Lancaster Electronics produces electronic components for sale to manufacturers of radios, television sets, and phonographic systems. In connection with his examination of Lancaster’s financial statements for the year ended December 31, 2011, Dan Olds, CPA, completed fieldwork two weeks ago. Mr. Olds is now evaluating the significance of the following items for preparing his auditor’s report. Except as noted, none of these items has been disclosed in the financials or footnotes.
Recently, Lancaster interrupted its policy of paying cash dividends quarterly to its stockholders. Dividends were paid regularly through 2009, discontinued for all of 2010 to finance equipment in the company’s new plant, and resumed in the first quarter of 2011. In the annual report, dividend policy is to be discussed in the president’s letter to stockholders.
A 10-year loan agreement, which the company entered into three years ago, provides that dividend payments may not exceed net income earned after taxes subsequent to the date of agreement. The balance of retained earnings at the date of the loan agreement was $298,000. From that date through December 31, 2011, income after taxes was totaled 360,000. Cash dividends have totaled $130,000. Based on this data, the staff auditor assigned to this review concluded that there was no retained earnings restriction at December 31, 2011.
The company’s new manufacturing plant building, which cost $600,000 and has an estimated life of 25 years, is leased from the Sixth National Bank in annual rental of $100,000. The company is obligated to pay property taxes, insurance, and maintenance. At conclusion of its 10-year non-cancellable lease, the company has the option of purchasing the property for $1. In Lancaster’s income statement, the rental payment is reported on a separate line.

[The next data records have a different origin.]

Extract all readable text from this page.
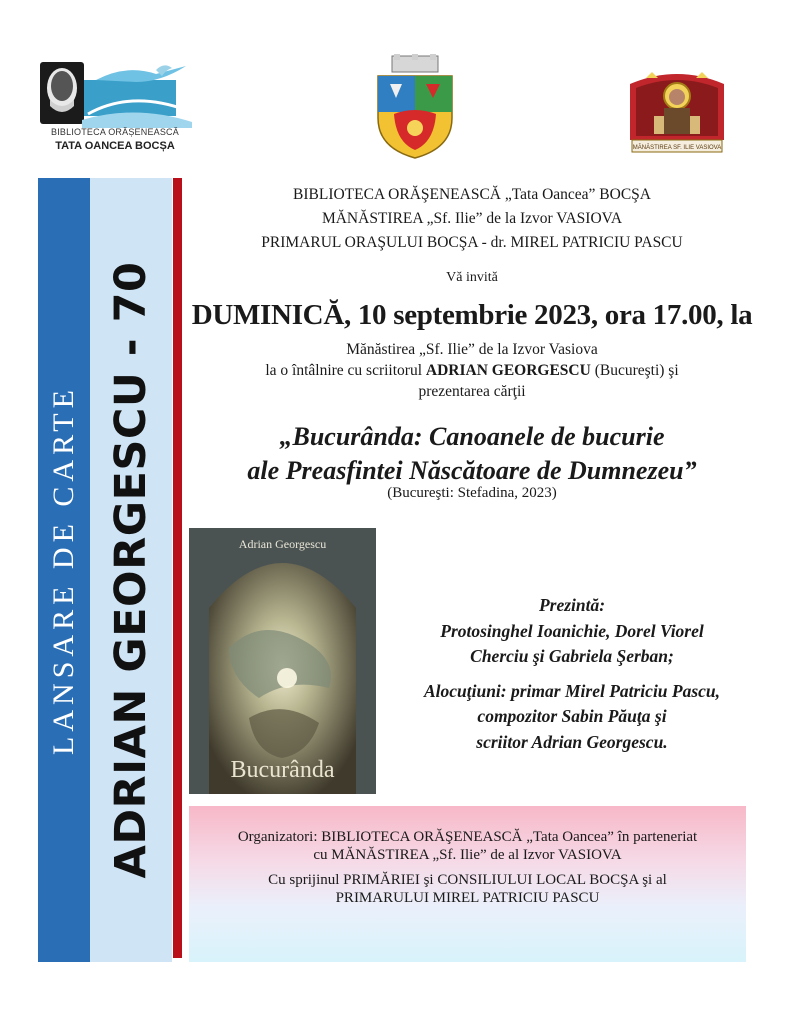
BIBLIOTECA ORĂȘENEASCĂ
TATA OANCEA BOCȘA	MĂNĂSTIREA SF. ILIE VASIOVA
LANSARE DE CARTE ADRIAN GEORGESCU - 70
BIBLIOTECA ORĂŞENEASCĂ „Tata Oancea” BOCŞA
MĂNĂSTIREA „Sf. Ilie” de la Izvor VASIOVA
PRIMARUL ORAŞULUI BOCŞA - dr. MIREL PATRICIU PASCU
Vă invită
DUMINICĂ, 10 septembrie 2023, ora 17.00, la
Mănăstirea „Sf. Ilie” de la Izvor Vasiova
la o întâlnire cu scriitorul ADRIAN GEORGESCU (Bucureşti) şi
prezentarea cărţii
„Bucurânda: Canoanele de bucurie
ale Preasfintei Născătoare de Dumnezeu”
(Bucureşti: Stefadina, 2023)
Adrian Georgescu
Bucurânda
Prezintă:
Protosinghel Ioanichie, Dorel Viorel
Cherciu şi Gabriela Şerban;
Alocuţiuni: primar Mirel Patriciu Pascu,
compozitor Sabin Păuţa şi
scriitor Adrian Georgescu.
Organizatori: BIBLIOTECA ORĂŞENEASCĂ „Tata Oancea” în parteneriat
cu MĂNĂSTIREA „Sf. Ilie” de al Izvor VASIOVA
Cu sprijinul PRIMĂRIEI şi CONSILIULUI LOCAL BOCŞA şi al
PRIMARULUI MIREL PATRICIU PASCU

A major electronics firm has introduced a line of products that will compete directly with Lancaster’s primary line, which is now being produced in the specially designed new plant. Because of manufacturing innovations, a competitor’s line will be of comparable quality but priced $.50 below Lancaster’s line. The competitor announced its new line during the week following completion of its fieldwork. Mr. Olds read the announcement in the newspaper and discussed the situation by telephone with Lancaster executives. Lancaster will meet the lower prices with prices that are high enough to cover viable manufacturing and selling expenses but will permit recovery of only a portion of fixed costs.

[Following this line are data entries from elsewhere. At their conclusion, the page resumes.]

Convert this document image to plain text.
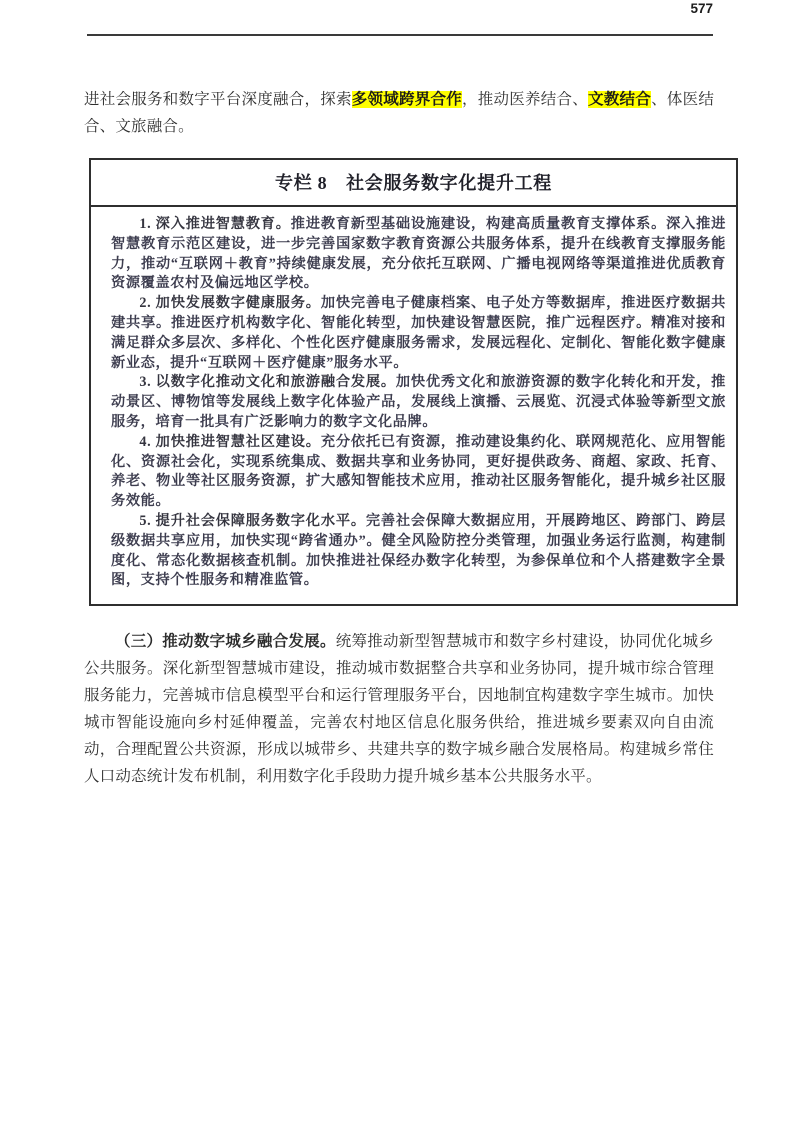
577

进社会服务和数字平台深度融合，探索多领域跨界合作，推动医养结合、文教结合、体医结合、文旅融合。

专栏 8　社会服务数字化提升工程

1. 深入推进智慧教育。推进教育新型基础设施建设，构建高质量教育支撑体系。深入推进智慧教育示范区建设，进一步完善国家数字教育资源公共服务体系，提升在线教育支撑服务能力，推动“互联网＋教育”持续健康发展，充分依托互联网、广播电视网络等渠道推进优质教育资源覆盖农村及偏远地区学校。

2. 加快发展数字健康服务。加快完善电子健康档案、电子处方等数据库，推进医疗数据共建共享。推进医疗机构数字化、智能化转型，加快建设智慧医院，推广远程医疗。精准对接和满足群众多层次、多样化、个性化医疗健康服务需求，发展远程化、定制化、智能化数字健康新业态，提升“互联网＋医疗健康”服务水平。

3. 以数字化推动文化和旅游融合发展。加快优秀文化和旅游资源的数字化转化和开发，推动景区、博物馆等发展线上数字化体验产品，发展线上演播、云展览、沉浸式体验等新型文旅服务，培育一批具有广泛影响力的数字文化品牌。

4. 加快推进智慧社区建设。充分依托已有资源，推动建设集约化、联网规范化、应用智能化、资源社会化，实现系统集成、数据共享和业务协同，更好提供政务、商超、家政、托育、养老、物业等社区服务资源，扩大感知智能技术应用，推动社区服务智能化，提升城乡社区服务效能。

5. 提升社会保障服务数字化水平。完善社会保障大数据应用，开展跨地区、跨部门、跨层级数据共享应用，加快实现“跨省通办”。健全风险防控分类管理，加强业务运行监测，构建制度化、常态化数据核查机制。加快推进社保经办数字化转型，为参保单位和个人搭建数字全景图，支持个性服务和精准监管。

（三）推动数字城乡融合发展。统筹推动新型智慧城市和数字乡村建设，协同优化城乡公共服务。深化新型智慧城市建设，推动城市数据整合共享和业务协同，提升城市综合管理服务能力，完善城市信息模型平台和运行管理服务平台，因地制宜构建数字孪生城市。加快城市智能设施向乡村延伸覆盖，完善农村地区信息化服务供给，推进城乡要素双向自由流动，合理配置公共资源，形成以城带乡、共建共享的数字城乡融合发展格局。构建城乡常住人口动态统计发布机制，利用数字化手段助力提升城乡基本公共服务水平。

Required: For each of the preceding items, discuss any additional disclosures in the financial statements and footnotes that the auditor should recommend to its clients which are outlined in Schroeder, R.G., Clark, M.W, & Cathey, J.M. (2013) Chapter 17. (The cumulative effect of the four items should not be considered.)
Your well-written paper must be 2-3 pages, in addition to title and reference pages. The paper should be formatted according to the apa standards Cite at least two peer-reviewed sources, in addition to the required reading for the module.